Con il secondo motivo il ricorrente, denunciando violazione degli artt. 2227, 2237 e 2238 c.c., assume che erroneamente il giudice di appello ha qualificato il rapporto intercorso tra le parti come contratto avente ad oggetto la prestazione di una attività professionale di natura intellettuale, ed ha quindi ritenuto applicabile alla fattispecie l’art. 2237 c.c. affermando che, non essendo stata provata l’esistenza di un patto sulla durata del contratto, l’esercizio del recesso da parte del committente era legittimo e non giustificava la domanda di risarcimento danni; era infatti pacifico che l’esponente aveva esercitato l’attività di fisioterapia in un Centro apposito denominato "Centro Giada" con l’impiego di macchinari e del lavoro dello stesso G. e dei suoi dipendenti, integrando così una vera e propria attività di impresa, con conseguente applicazione, in virtù del rinvio operato dall’art. 2230 c.c., dell’art. 2227 c.c. che prevede, in caso di recesso del cliente, il diritto per il prestatore d’opera ad una indennità per il mancato guadagno.

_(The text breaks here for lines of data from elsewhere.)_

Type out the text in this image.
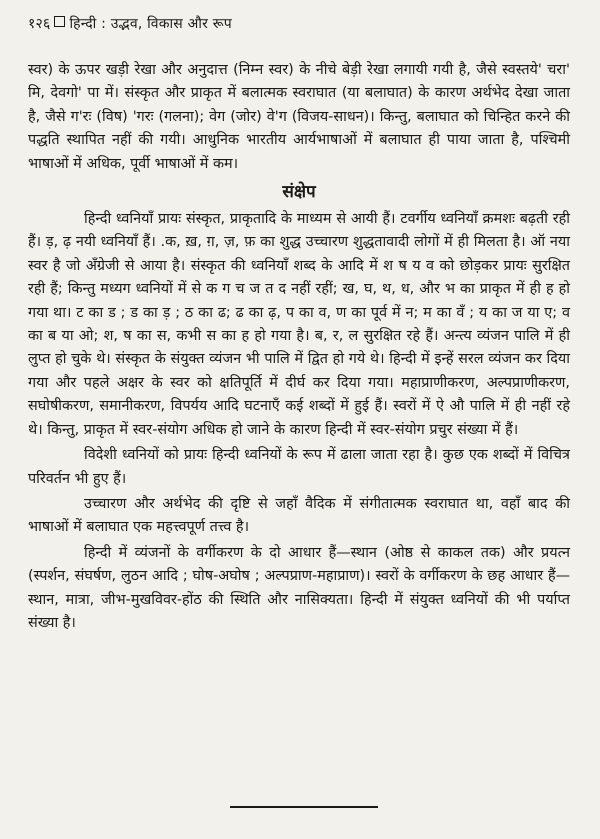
१२६ हिन्दी : उद्भव, विकास और रूप

स्वर) के ऊपर खड़ी रेखा और अनुदात्त (निम्न स्वर) के नीचे बेड़ी रेखा लगायी गयी है, जैसे स्वस्तये' चरा' मि, देवगो' पा में। संस्कृत और प्राकृत में बलात्मक स्वराघात (या बलाघात) के कारण अर्थभेद देखा जाता है, जैसे ग'रः (विष) 'गरः (गलना); वेग (जोर) वे'ग (विजय-साधन)। किन्तु, बलाघात को चिन्हित करने की पद्धति स्थापित नहीं की गयी। आधुनिक भारतीय आर्यभाषाओं में बलाघात ही पाया जाता है, पश्चिमी भाषाओं में अधिक, पूर्वी भाषाओं में कम।

संक्षेप

हिन्दी ध्वनियाँ प्रायः संस्कृत, प्राकृतादि के माध्यम से आयी हैं। टवर्गीय ध्वनियाँ क्रमशः बढ़ती रही हैं। ड़, ढ़ नयी ध्वनियाँ हैं। .क, ख़, ग़, ज़, फ़ का शुद्ध उच्चारण शुद्धतावादी लोगों में ही मिलता है। ऑ नया स्वर है जो अँग्रेजी से आया है। संस्कृत की ध्वनियाँ शब्द के आदि में श ष य व को छोड़कर प्रायः सुरक्षित रही हैं; किन्तु मध्यग ध्वनियों में से क ग च ज त द नहीं रहीं; ख, घ, थ, ध, और भ का प्राकृत में ही ह हो गया था। ट का ड ; ड का ड़ ; ठ का ढ; ढ का ढ़, प का व, ण का पूर्व में न; म का वँ ; य का ज या ए; व का ब या ओ; श, ष का स, कभी स का ह हो गया है। ब, र, ल सुरक्षित रहे हैं। अन्त्य व्यंजन पालि में ही लुप्त हो चुके थे। संस्कृत के संयुक्त व्यंजन भी पालि में द्वित हो गये थे। हिन्दी में इन्हें सरल व्यंजन कर दिया गया और पहले अक्षर के स्वर को क्षतिपूर्ति में दीर्घ कर दिया गया। महाप्राणीकरण, अल्पप्राणीकरण, सघोषीकरण, समानीकरण, विपर्यय आदि घटनाएँ कई शब्दों में हुई हैं। स्वरों में ऐ औ पालि में ही नहीं रहे थे। किन्तु, प्राकृत में स्वर-संयोग अधिक हो जाने के कारण हिन्दी में स्वर-संयोग प्रचुर संख्या में हैं।

विदेशी ध्वनियों को प्रायः हिन्दी ध्वनियों के रूप में ढाला जाता रहा है। कुछ एक शब्दों में विचित्र परिवर्तन भी हुए हैं।

उच्चारण और अर्थभेद की दृष्टि से जहाँ वैदिक में संगीतात्मक स्वराघात था, वहाँ बाद की भाषाओं में बलाघात एक महत्त्वपूर्ण तत्त्व है।

हिन्दी में व्यंजनों के वर्गीकरण के दो आधार हैं—स्थान (ओष्ठ से काकल तक) और प्रयत्न (स्पर्शन, संघर्षण, लुठन आदि ; घोष-अघोष ; अल्पप्राण-महाप्राण)। स्वरों के वर्गीकरण के छह आधार हैं—स्थान, मात्रा, जीभ-मुखविवर-होंठ की स्थिति और नासिक्यता। हिन्दी में संयुक्त ध्वनियों की भी पर्याप्त संख्या है।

Il motivo in esame è accompagnato dal seguente "quesito di diritto":

"se l’attività professionale del prof. G. prestata mediante collaboratori e dotazioni tecniche quali sono i macchinar impiegati per l’esercizio dell’attività di riabilitazione e di fisioterapia, sotto le varie sue specie, dovesse inquadrarsi, a norma dell’art. 2238 c.c., nell’ambito di applicazione delle disposizioni del titolo secondo del libro 5^ del codice civile ed in particolare dell’art. 2227 c.c. dello stesso codice e non dell’art. 2237 c.c.".

La censura è inammissibile.

Invero il quesito di diritto sopra enunciato, lungi dal prospettare una sintesi logico-giuridica della questione sottoposta al vaglio del giudice di legittimità, formulata in termini tali per cui dalla risposta – negativa o affermativa che ad esso si dia discenda in modo inequivocabile … l’accoglimento o il rigetto del ricorso, si sostanzia nella affermazione della natura di impresa del centro di riabilitazione e fisioterapia che il G. avrebbe diretto, ovvero in una prospettazione di mero fatto.

Con il terzo motivo il ricorrente, denunciando violazione degli artt. 2227 e 2238 c.c., ribadisce che la Corte territoriale, configurando erroneamente il rapporto intercorso tra le parti come prestazione d’opera intellettuale, e non invece come prestazione di opera organizzata in forma di impresa, come effettivamente era avvenuto, ha negato il diritto del G. al risarcimento dei danni conseguenti all’unilaterale recesso dal contratto da parte della Casa di Cura Villa dei Fiori ai sensi degli artt. 2227 e 2238 c.c..

Il motivo è accompagnato dai seguente "quesito di diritto": "se il prof. G., ai sensi degli artt. 2238 e 2227 c.c., avesse diritto al compenso per mancato guadagno a seguito dell’unilaterale recesso da parte della Casa di Cura Villa dei Fiori s.r.l.".

Anche tale motivo è inammissibile in quanto il quesito di diritto come sopra enunciato, risolvendosi nel ribadire l’assunto in ordine alla natura imprenditoriale dell’attività in tesi gestita dal G. a seguito di convenzione con la controparte, è del tutto privo dei requisiti che debbono caratterizzarlo già richiamati in occasione dell’esame del secondo motivo.

In definitiva il ricorso deve essere rigettato; le spese seguono la soccombenza e sono liquidate come in dispositivo.

P.Q.M.

LA CORTE Rigetta il ricorso e condanna il ricorrente al pagamento di Euro 200,00 per spese e di Euro 2000,00 per onorari di avvocato.

Testo non ufficiale. La sola stampa del bollettino ufficiale ha carattere legale.